A economia panamenha caracteriza-se pelo seu sistema monetário bancário, que utiliza o dólar americano como moeda comum. Opera sem um banco central e está fortemente interligada à economia global. A estrutura do sistema financeiro inclui bancos, corretoras, fundos de pensão, seguradoras, cooperativas, entre outros, representando 7,31% do PIB em 2021, com ativos totais de US$ 148.218 milhões. O centro bancário internacional do Panamá opera como um sistema intermediário, sem um credor de última instância ou instituição de seguro de depósitos. As principais atividades bancárias ocorrem em diversos segmentos, incluindo a captação de depósitos bancários, o varejo bancário, o crédito comercial e corporativo e o financiamento corporativo. O setor é regulamentado por um modelo de supervisão com uma entidade supervisora separada para cada mercado financeiro, coordenada pelo Conselho de Coordenação Financeira (CCF). A Superintendência de Bancos do Panamá é responsável pela regulação e supervisão das diversas entidades financeiras.

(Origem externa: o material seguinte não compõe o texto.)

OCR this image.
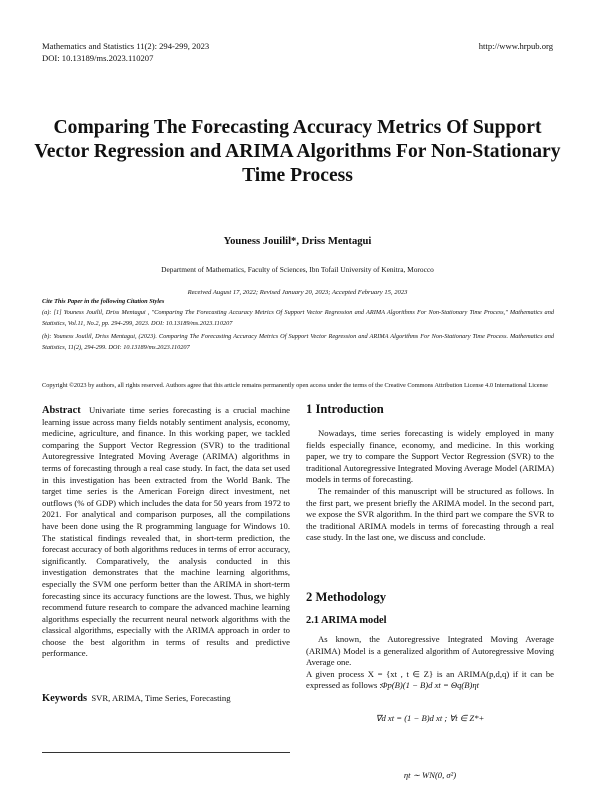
Mathematics and Statistics 11(2): 294-299, 2023
DOI: 10.13189/ms.2023.110207
http://www.hrpub.org
Comparing The Forecasting Accuracy Metrics Of Support Vector Regression and ARIMA Algorithms For Non-Stationary Time Process
Youness Jouilil*, Driss Mentagui
Department of Mathematics, Faculty of Sciences, Ibn Tofail University of Kenitra, Morocco
Received August 17, 2022; Revised January 20, 2023; Accepted February 15, 2023
Cite This Paper in the following Citation Styles
(a): [1] Youness Jouilil, Driss Mentagui , "Comparing The Forecasting Accuracy Metrics Of Support Vector Regression and ARIMA Algorithms For Non-Stationary Time Process," Mathematics and Statistics, Vol.11, No.2, pp. 294-299, 2023. DOI: 10.13189/ms.2023.110207
(b): Youness Jouilil, Driss Mentagui, (2023). Comparing The Forecasting Accuracy Metrics Of Support Vector Regression and ARIMA Algorithms For Non-Stationary Time Process. Mathematics and Statistics, 11(2), 294-299. DOI: 10.13189/ms.2023.110207
Copyright ©2023 by authors, all rights reserved. Authors agree that this article remains permanently open access under the terms of the Creative Commons Attribution License 4.0 International License

Abstract Univariate time series forecasting is a crucial machine learning issue across many fields notably sentiment analysis, economy, medicine, agriculture, and finance. In this working paper, we tackled comparing the Support Vector Regression (SVR) to the traditional Autoregressive Integrated Moving Average (ARIMA) algorithms in terms of forecasting through a real case study. In fact, the data set used in this investigation has been extracted from the World Bank. The target time series is the American Foreign direct investment, net outflows (% of GDP) which includes the data for 50 years from 1972 to 2021. For analytical and comparison purposes, all the compilations have been done using the R programming language for Windows 10. The statistical findings revealed that, in short-term prediction, the forecast accuracy of both algorithms reduces in terms of error accuracy, significantly. Comparatively, the analysis conducted in this investigation demonstrates that the machine learning algorithms, especially the SVM one perform better than the ARIMA in short-term forecasting since its accuracy functions are the lowest. Thus, we highly recommend future research to compare the advanced machine learning algorithms especially the recurrent neural network algorithms with the classical algorithms, especially with the ARIMA approach in order to choose the best algorithm in terms of results and predictive performance.

Keywords SVR, ARIMA, Time Series, Forecasting
1 Introduction
Nowadays, time series forecasting is widely employed in many fields especially finance, economy, and medicine. In this working paper, we try to compare the Support Vector Regression (SVR) to the traditional Autoregressive Integrated Moving Average Model (ARIMA) models in terms of forecasting.
The remainder of this manuscript will be structured as follows. In the first part, we present briefly the ARIMA model. In the second part, we expose the SVR algorithm. In the third part we compare the SVR to the traditional ARIMA models in terms of forecasting through a real case study. In the last one, we discuss and conclude.
2 Methodology
2.1 ARIMA model
As known, the Autoregressive Integrated Moving Average (ARIMA) Model is a generalized algorithm of Autoregressive Moving Average one.
A given process X = {xt , t ∈ Z} is an ARIMA(p,d,q) if it can be expressed as follows : Φp(B)(1 − B)d xt = Θq(B)ηt
∇d xt = (1 − B)d xt ; ∀t ∈ Z*+
ηt ∼ WN(0, σ²)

Modernização e Transformação Digital:

Especialistas destacam a necessidade de investir na digitalização, tanto nas interações com os clientes quanto nos processos internos. Embora alguns bancos possuam interfaces de usuário eficientes e fáceis de usar, as operações e os processos internos ainda precisam de melhorias significativas. Procedimentos como a concessão de empréstimos e a análise de solvência financeira ainda são lentos e dependem de mecanismos arcaicos em comparação com bancos norte-americanos ou de outros países da América Latina.

Não obstante, cabe ressaltar que o sistema financeiro panamenho tem mantido uma notável estabilidade macroeconômica, sem qualquer crise bancária sistêmica atribuível a desequilíbrios intrínsecos no sistema bancário. A operação simultânea de bancos internacionais e locais permite significativa competitividade e eficiência. Refletindo seu alcance internacional, o Panamá contava com 66 bancos supervisionados pela superintendência bancária para 4 milhões de habitantes em 2023. Em comparação, utilizando os mesmos critérios e incluindo os neobancos, a França possuía 73 bancos na mesma data.